NEW MAIN TO MAIN MAN
Commission exec to head pedestrian connector
Downtown Memphis Commission president Paul Morris will lead a $30M project that includes a pedestrian/ bicycle bridge across the Mississippi River.
Downtown Memphis Commission president Paul Morris has been tapped to lead a $30 million project including a pedestrian and bicycling bridge across the Mississippi River.
Memphis Mayor A C Wharton Jr. has chosen Morris to succeed Mike Carpenter, who expects to step down in August after one year as the city’s coordinator of the Main to Main Multi-Modal Connector Project.
Carpenter became executive director of the Plough Foundation in June but stayed on as Main to Main leader to finish laying groundwork for construction.

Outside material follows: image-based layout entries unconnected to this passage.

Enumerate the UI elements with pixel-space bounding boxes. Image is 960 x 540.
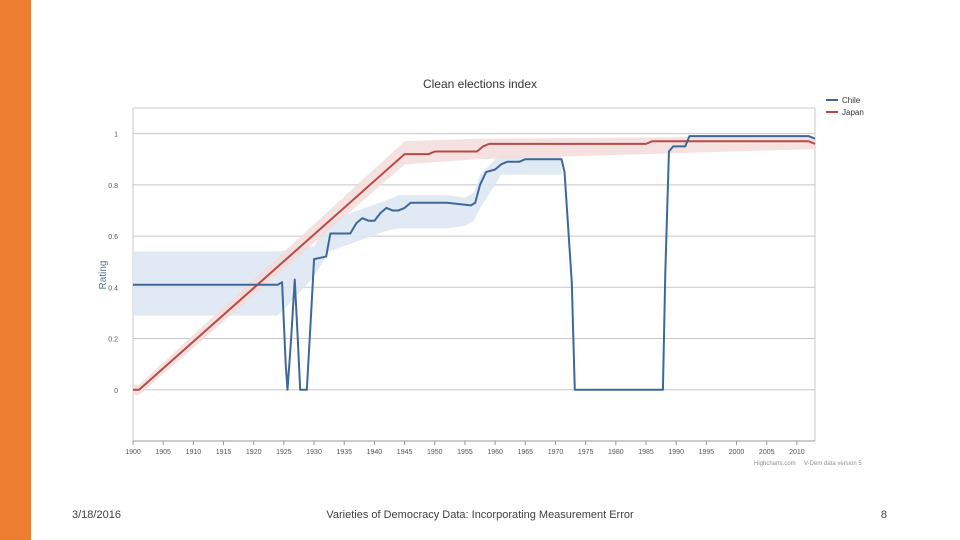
x-tick-label: 1985	[638, 449, 654, 456]
x-tick-label: 1975	[578, 449, 594, 456]
axis-layer: 0 0.2 0.4 0.6 0.8 1 1900 1905 1910 1915 1920 1925 19…	[108, 132, 805, 456]
y-tick-label: 1	[114, 132, 118, 139]
x-tick-label: 1960	[487, 449, 503, 456]
chart-title: Clean elections index	[423, 77, 537, 91]
confidence-band-chile	[133, 156, 562, 316]
x-tick-label: 1900	[125, 449, 141, 456]
x-tick-label: 2010	[789, 449, 805, 456]
y-tick-label: 0	[114, 388, 118, 395]
x-tick-label: 1905	[155, 449, 171, 456]
x-tick-label: 1940	[367, 449, 383, 456]
x-tick-label: 1945	[397, 449, 413, 456]
credit-highcharts[interactable]: Highcharts.com	[754, 461, 796, 467]
series-line-chile[interactable]	[133, 135, 816, 391]
x-tick-label: 1950	[427, 449, 443, 456]
x-tick-label: 2005	[759, 449, 775, 456]
x-tick-label: 1935	[336, 449, 352, 456]
y-tick-label: 0.6	[108, 234, 118, 241]
y-tick-label: 0.2	[108, 337, 118, 344]
x-tick-label: 1910	[186, 449, 202, 456]
series-line-japan[interactable]	[133, 140, 816, 391]
band-layer	[133, 136, 815, 395]
y-axis-label: Rating	[98, 261, 109, 290]
page-number: 8	[880, 509, 887, 521]
y-tick-label: 0.4	[108, 285, 118, 292]
x-tick-label: 1965	[518, 449, 534, 456]
credit-data-version: V-Dem data version 5	[804, 461, 862, 467]
clean-elections-chart: 0 0.2 0.4 0.6 0.8 1 1900 1905 1910 1915 1920 1925 19…	[98, 77, 864, 467]
accent-bar	[0, 0, 31, 540]
legend-label-japan[interactable]: Japan	[842, 108, 864, 117]
legend: Chile Japan	[826, 96, 864, 117]
y-tick-label: 0.8	[108, 183, 118, 190]
x-tick-label: 1920	[246, 449, 262, 456]
footer-title: Varieties of Democracy Data: Incorporati…	[326, 509, 634, 521]
x-tick-label: 2000	[729, 449, 745, 456]
confidence-band-japan	[133, 136, 815, 395]
footer-date: 3/18/2016	[72, 509, 121, 521]
x-tick-label: 1980	[608, 449, 624, 456]
x-tick-label: 1970	[548, 449, 564, 456]
x-tick-label: 1955	[457, 449, 473, 456]
x-tick-label: 1930	[306, 449, 322, 456]
x-tick-label: 1915	[216, 449, 232, 456]
legend-label-chile[interactable]: Chile	[842, 96, 861, 105]
line-layer	[133, 135, 816, 391]
x-tick-label: 1990	[668, 449, 684, 456]
x-tick-label: 1995	[699, 449, 715, 456]
x-tick-label: 1925	[276, 449, 292, 456]
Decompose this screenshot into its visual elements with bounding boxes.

Carpenter said the project is on the verge of clearing three key milestones that will enable him to pass the baton to Morris.
An operating agreement with Union Pacific Railroad for use of the Harahan Bridge has been approved by Memphis and Crittenden County officials and awaits execution by the railroad.
The city has submitted a grant agreement and final plans to the Federal Highway Administration to free up $15 million in federal funding.
Finally, project designers and engineers are working to complete construction bid packages to go out for pricing this fall. The pedestrian bridge is expected to be completed in late summer to early fall 2014.
The Main to Main project will link Main Street in Memphis with Broadway in West Memphis, connecting to Arkansas via the 97-year-old Harahan bridge to existing bicycle lanes in Memphis and providing long-overdue renovations, repairs
and improvements along Main Street.
Since preliminary plans were presented three months ago, some details have changed.
The project will extend south along Main Street to Carolina before turning west to approach the bridge. The city’s right of way on Carolina, beneath an unsightly railroad overpass west of Main, will get a facelift including disabled-accessible sidewalks, lighting and sharethe-road bicycle lanes. The previous plan called for the project to turn west from Main at G.E. Patterson and follow Front and Florida streets to Carolina.
Designers scrapped plans to put the pedestrian path on Interstate 55 frontage roads on the Arkansas side, based on state highway department objections that the roads are part of the highway. The path will be built outside the highway.
Carpenter also said engineers determined the metal structure supporting the Harahan Bridge’s old cantilevered roadbed was not strong enough to support the planned improvements. The support structure will be strengthened at an additional, but unspecified, cost.
Artist’s renderings of the project by Self Tucker Architects also reveal another detail: an imposing, semi-transparent barrier to separate trains and pedestrians.
Before taking the job at Plough, Carpenter led the city’s office of intergovernmental relations and split time between lobbying for the city and overseeing Main to Main. The Downtown Memphis Commission was paying $70,000 a year for Carpenter’s work on Main to Main and will now save that expense.
Morris will draw no extra salary to represent Wharton as the city’s project leader or client representative. “The mayor asked me to do it and I agreed. We agreed it was within the scope of my duties at the commission. Obviously we’re a major stakeholder in the project.”
Morris will report to Wharton. “It’s a City of Memphis project now, and it will remain a City of Memphis project.”
His duties will include expediting decisionmaking and coordinating communication among project management firm Allen & Hoshall, the public and project participants including city engineering and public works divisions, the federal government and local and state governments on both sides of the river.